L’armée russe a attaqué ce lundi de nombreuses villes, dont Kiev et Dnipro, avec plus de soixante-dix missiles, tuant au moins 11 personnes et détruisant de nombreuses infrastructures civiles, notamment électriques. Médecin ukrainienne installée à Ajaccio, le Dr Nataliya Khobta témoigne.
Il est 7h15 ce lundi matin, le Dr Nataliya Khobta, médecin à Ajaccio, est au téléphone avec son oncle de 72 ans resté à Dnipro en Ukraine. Deux explosions retentissent. "Ce n’est rien, ils bombardent". "Ils", ce sont les forces armées russes. A midi, Vladimir Poutine prend la parole à la télévision, et confirme que Moscou a lancé une campagne "massive" de bombardements en réplique à l’attaque (attribuée à Kiev par le Kremlin), qui a détruit une partie du Pont de Crimée. Inquiète, Nataliya sent bien que son oncle "comme beaucoup d'ukrainiens restés au pays" la préserve en "minimisant la gravité de la situation".

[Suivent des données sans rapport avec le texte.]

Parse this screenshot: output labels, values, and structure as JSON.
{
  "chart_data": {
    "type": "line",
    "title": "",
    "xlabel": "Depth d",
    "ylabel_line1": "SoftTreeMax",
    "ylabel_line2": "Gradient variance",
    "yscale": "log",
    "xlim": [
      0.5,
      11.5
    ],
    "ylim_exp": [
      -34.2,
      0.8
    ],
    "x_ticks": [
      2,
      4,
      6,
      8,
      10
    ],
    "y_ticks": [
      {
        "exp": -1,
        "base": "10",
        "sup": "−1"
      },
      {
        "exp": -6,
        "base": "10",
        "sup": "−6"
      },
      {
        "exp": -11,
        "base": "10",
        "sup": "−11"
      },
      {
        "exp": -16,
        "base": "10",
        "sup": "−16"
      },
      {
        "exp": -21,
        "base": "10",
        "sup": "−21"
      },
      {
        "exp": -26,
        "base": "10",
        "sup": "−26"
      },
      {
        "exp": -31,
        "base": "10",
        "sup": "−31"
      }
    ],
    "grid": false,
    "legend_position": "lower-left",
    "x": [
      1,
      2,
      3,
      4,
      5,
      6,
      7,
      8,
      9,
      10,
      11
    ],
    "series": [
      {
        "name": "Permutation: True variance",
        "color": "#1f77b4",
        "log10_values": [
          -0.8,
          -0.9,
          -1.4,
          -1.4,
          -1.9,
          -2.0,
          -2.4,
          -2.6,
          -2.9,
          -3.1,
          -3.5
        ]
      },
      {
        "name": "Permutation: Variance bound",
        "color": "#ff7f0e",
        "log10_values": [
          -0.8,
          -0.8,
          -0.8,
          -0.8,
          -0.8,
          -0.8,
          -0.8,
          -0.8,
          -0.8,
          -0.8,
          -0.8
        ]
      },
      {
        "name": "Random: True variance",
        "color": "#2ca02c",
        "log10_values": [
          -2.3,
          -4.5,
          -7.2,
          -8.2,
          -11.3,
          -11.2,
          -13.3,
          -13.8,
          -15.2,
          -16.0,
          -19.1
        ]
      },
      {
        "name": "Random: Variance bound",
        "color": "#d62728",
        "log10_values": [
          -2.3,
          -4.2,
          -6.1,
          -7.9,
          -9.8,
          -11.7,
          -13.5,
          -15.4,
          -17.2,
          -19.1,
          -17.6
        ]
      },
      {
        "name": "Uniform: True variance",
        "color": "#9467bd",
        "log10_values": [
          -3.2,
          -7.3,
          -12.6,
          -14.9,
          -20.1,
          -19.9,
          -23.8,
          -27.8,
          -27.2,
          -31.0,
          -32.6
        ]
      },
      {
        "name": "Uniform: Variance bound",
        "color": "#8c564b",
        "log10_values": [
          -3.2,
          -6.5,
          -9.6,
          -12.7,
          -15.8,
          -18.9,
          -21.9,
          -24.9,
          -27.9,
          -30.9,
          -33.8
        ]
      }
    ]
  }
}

Les frappes sont violentes, le président ukrainien Volodimyr Zelenzky annonce "75 missiles, dont 41 abattus par nos défenses aériennes".
Les civils directement ciblés
Depuis Ajaccio, Nataliya Khobta appelle ses proches et compatriotes ukrainiens. L’une de ses amies, pédiatre à l’hôpital de Kiev, s’est réfugiée dans le sous-sol du bâtiment avec 40 enfants. Très vite, les médias ukrainiens font part d’un premier bilan de 11 morts et plus de 60 blessés. Scotchée devant sa télévision, Natalya assiste au "cauchemar d’un bilan qui s’alourdit à mesure que les corps sont retrouvés dans les décombres."
Ils n’ont pas réussi à nous briser ni en 3 jours ni en 6 mois, alors maintenant ils essayent de nous terroriser.
Nataliya Khobta
D’autres proches de la médecin, comme cette Ukrainienne réfugiée à Porto-Vecchio au début de la guerre avant de repartir à Dnipro, ne donnent pas signe de vie.
Au fil des minutes, la panique du matin se mue en colère "les bombardements ont ciblé des civils, c’est horrible. A Dnipro, les russes ont bombardé un bus à l’heure où les gens vont au travail. Ce ne sont pas les casernes qui ont été frappées, mais les immeubles d’habitations où vivent des familles innocente", s’émeut Natalyia.
Pour elle, Moscou a changé d’objectif dans la guerre menée en Ukraine : "Ils n’ont pas réussi à nous briser ni en 3 jours ni en 6 mois, alors maintenant ils essayent de nous terroriser. De détruire aveuglément pour toucher le moral de la population."
Faire preuve de résilience
Le médecin, arrivée en Corse en 2009, s’inquiète des discours entendus à la télévision russe "encore plus cruels que ceux de Poutine" mais reste persuadée que tous les russes ne sont pas en accord avec les actions du Kremlin "Certains russes nous aident en restant discrets pour protéger leurs familles restées en Russie. Ils ne disent rien publiquement, mais résistent à leur manière." Celle qui est à l’origine de quatre convois humanitaires déjà envoyés en Ukraine note des changements inquiétants dans le matériel médical demandé par ses confrères ukrainiens "On nous demande des produits d’urgence, pour faire de la médecine de guerre. On sent que la situation devient de plus en plus terrible".
Le prochain convoi doit rejoindre l’Ukraine le 24 octobre prochain, son mari a prévu de faire le voyage "Je me demande si je dois le laisser partir, je veux que mon fils soit fier de ses parents mais je commence à avoir peur, on ne sait pas comment ça va se terminer."
Les Ukrainiens contactés par Nataliya font eux "preuve de résilience", et se montrent "combattifs pour faire face aux attaques immondes" de Moscou, assure-t-elle.
Le médecin attend désormais des nouvelles de ses proches, muets depuis ce matin. Elle formule un vœu à destination des gouvernements occidentaux : "Il faut aller plus loin que les discours de condamnation et passer aux actes forts pour sauver l’Ukraine."